His injured shoulder gave out. The blood loss, the exhaustion, the emotional weight of everything finally overwhelming his physical control.
He stumbled. Backward. Too close to the edge.
I lunged. Grabbed his arm. Used my chimeric strength to yank him forward, away from the precipice.
We collapsed together on the stone floor. Me holding my brother while he shook and cried and broke apart in ways he'd probably been holding together for ten years.
"I don't know how to fix this," he sobbed. "I don't know how to undo what I've done. Tyler and Hendricks and those two students and everyone I've hurt… I can't bring them back. Can't make it right. Can't… "
"You can stop hurting more people," I said. Held him tighter. "You can choose differently going forward. You can let us help you instead of doing everything alone. You can trust that reform is possible without you controlling every variable."
"I don't know how to trust." His voice was muffled against my shoulder. "Every time I've trusted someone, they've left.

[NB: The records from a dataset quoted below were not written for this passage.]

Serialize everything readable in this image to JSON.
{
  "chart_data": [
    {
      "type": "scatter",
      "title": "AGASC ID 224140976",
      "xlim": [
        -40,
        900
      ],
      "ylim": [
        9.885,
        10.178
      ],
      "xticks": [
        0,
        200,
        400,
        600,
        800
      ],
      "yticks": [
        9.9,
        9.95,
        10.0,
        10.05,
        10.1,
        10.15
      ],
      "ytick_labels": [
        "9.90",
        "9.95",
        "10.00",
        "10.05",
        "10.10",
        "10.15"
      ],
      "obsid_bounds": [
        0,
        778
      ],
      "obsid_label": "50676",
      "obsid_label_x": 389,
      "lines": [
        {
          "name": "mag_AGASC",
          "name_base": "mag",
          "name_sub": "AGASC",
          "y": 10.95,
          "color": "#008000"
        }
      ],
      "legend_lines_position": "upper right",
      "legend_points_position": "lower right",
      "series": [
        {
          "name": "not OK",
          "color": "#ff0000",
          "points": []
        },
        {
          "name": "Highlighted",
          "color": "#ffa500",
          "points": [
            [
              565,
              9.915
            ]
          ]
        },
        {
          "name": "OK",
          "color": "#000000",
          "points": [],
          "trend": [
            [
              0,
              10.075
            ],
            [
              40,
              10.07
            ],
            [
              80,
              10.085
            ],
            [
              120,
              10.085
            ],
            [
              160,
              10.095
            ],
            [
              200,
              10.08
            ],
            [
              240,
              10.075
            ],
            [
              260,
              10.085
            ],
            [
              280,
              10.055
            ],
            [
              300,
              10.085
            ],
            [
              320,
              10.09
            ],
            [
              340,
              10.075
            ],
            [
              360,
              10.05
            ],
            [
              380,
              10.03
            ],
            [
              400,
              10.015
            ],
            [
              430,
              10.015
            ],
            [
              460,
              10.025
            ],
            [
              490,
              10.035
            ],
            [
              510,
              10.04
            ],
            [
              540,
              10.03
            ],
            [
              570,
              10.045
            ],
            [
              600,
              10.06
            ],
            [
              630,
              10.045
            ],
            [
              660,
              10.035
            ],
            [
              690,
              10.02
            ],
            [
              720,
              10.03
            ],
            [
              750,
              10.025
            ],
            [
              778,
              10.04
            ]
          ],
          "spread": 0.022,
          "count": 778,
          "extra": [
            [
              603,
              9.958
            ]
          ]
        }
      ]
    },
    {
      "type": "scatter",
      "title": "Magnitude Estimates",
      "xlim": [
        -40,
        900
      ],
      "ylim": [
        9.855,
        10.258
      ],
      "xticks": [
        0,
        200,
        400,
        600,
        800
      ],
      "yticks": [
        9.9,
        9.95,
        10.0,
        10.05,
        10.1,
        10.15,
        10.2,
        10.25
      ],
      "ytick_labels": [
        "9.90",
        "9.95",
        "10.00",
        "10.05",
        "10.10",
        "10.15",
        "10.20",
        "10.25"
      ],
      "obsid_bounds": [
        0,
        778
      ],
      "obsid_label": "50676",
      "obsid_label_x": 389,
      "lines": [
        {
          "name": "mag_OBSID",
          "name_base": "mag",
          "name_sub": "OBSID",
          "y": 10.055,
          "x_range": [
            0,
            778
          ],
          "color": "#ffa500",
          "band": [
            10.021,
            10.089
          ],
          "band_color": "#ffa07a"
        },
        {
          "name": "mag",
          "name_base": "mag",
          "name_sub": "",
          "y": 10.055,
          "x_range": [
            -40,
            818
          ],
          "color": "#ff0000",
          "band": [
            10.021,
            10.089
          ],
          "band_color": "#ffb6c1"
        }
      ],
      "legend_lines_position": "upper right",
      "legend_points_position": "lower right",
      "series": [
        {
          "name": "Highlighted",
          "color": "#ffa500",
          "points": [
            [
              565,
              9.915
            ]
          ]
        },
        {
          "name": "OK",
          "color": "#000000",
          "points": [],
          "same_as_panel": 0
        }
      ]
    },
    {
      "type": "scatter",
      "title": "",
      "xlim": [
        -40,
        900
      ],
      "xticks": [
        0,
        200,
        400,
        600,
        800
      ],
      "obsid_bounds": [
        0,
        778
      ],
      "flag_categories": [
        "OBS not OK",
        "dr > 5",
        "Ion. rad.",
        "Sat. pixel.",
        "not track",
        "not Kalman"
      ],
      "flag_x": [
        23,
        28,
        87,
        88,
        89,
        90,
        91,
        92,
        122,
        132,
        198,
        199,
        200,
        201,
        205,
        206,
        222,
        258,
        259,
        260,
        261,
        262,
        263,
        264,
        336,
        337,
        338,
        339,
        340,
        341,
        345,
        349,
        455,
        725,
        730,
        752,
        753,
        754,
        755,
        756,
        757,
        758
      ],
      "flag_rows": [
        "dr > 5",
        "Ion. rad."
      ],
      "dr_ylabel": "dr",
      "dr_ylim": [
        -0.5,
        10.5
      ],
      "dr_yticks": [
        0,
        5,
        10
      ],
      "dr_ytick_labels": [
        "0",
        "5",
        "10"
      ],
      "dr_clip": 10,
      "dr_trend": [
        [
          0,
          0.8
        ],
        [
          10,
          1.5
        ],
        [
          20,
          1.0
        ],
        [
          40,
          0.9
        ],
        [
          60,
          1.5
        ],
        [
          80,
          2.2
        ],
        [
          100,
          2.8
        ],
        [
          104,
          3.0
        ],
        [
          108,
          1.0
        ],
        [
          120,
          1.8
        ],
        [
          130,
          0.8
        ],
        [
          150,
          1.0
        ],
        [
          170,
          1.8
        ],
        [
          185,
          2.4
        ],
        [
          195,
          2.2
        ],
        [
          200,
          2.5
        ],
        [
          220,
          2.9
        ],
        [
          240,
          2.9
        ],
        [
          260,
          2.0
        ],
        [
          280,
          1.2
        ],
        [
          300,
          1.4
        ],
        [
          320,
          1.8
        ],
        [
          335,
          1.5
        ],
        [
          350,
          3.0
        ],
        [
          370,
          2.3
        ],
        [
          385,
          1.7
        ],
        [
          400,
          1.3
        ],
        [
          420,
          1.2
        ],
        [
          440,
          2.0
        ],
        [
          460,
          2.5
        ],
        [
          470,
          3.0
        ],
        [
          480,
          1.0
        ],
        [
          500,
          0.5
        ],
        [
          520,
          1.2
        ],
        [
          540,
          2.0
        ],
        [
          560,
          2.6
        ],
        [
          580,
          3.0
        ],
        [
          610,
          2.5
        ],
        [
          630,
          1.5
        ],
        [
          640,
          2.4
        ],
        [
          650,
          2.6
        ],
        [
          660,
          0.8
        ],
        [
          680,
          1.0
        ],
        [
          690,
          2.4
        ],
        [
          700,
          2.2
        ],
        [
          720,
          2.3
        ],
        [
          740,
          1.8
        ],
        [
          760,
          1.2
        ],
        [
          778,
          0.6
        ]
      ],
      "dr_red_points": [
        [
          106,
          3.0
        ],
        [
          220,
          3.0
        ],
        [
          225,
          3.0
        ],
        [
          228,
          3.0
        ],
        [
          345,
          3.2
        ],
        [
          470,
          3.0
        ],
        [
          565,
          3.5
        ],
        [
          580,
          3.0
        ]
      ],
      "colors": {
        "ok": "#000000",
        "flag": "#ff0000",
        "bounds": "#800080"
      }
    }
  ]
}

Or died. Or betrayed me. I don't know how to believe in anything except consequences."
"Then start small," I said. "Start with me. Your sister. Who's right here. Who isn't leaving. Who wants to know you even after everything. Can you trust that? Just that? For now?"
Julian was quiet for a long moment. Just breathing. Just being held.
Then, very quietly: "I can try. I don't know if I can succeed. But I can try."
"That's enough." I pulled back just enough to see his face. "For now, that's enough. We'll figure out the rest later. After you get medical attention. After the chaos settles. After… "
Footsteps in the tunnel behind us. Declan emerged, followed by security teams with medical supplies and silver restraints.
Julian tensed. Started to pull away.
"It's okay," I said. "They're here to help. To get you medical attention. To… "
"To arrest me," Julian finished. "For the murders. For the explosions. For everything. I know." He looked at Declan. "I'm not resisting. I'm done running. Just… " he looked back at me, "
And for a moment I thought he would come with us, only to see him taking continuous steps backward.
I ran after coming back to my senses, to catch him only for him to trip.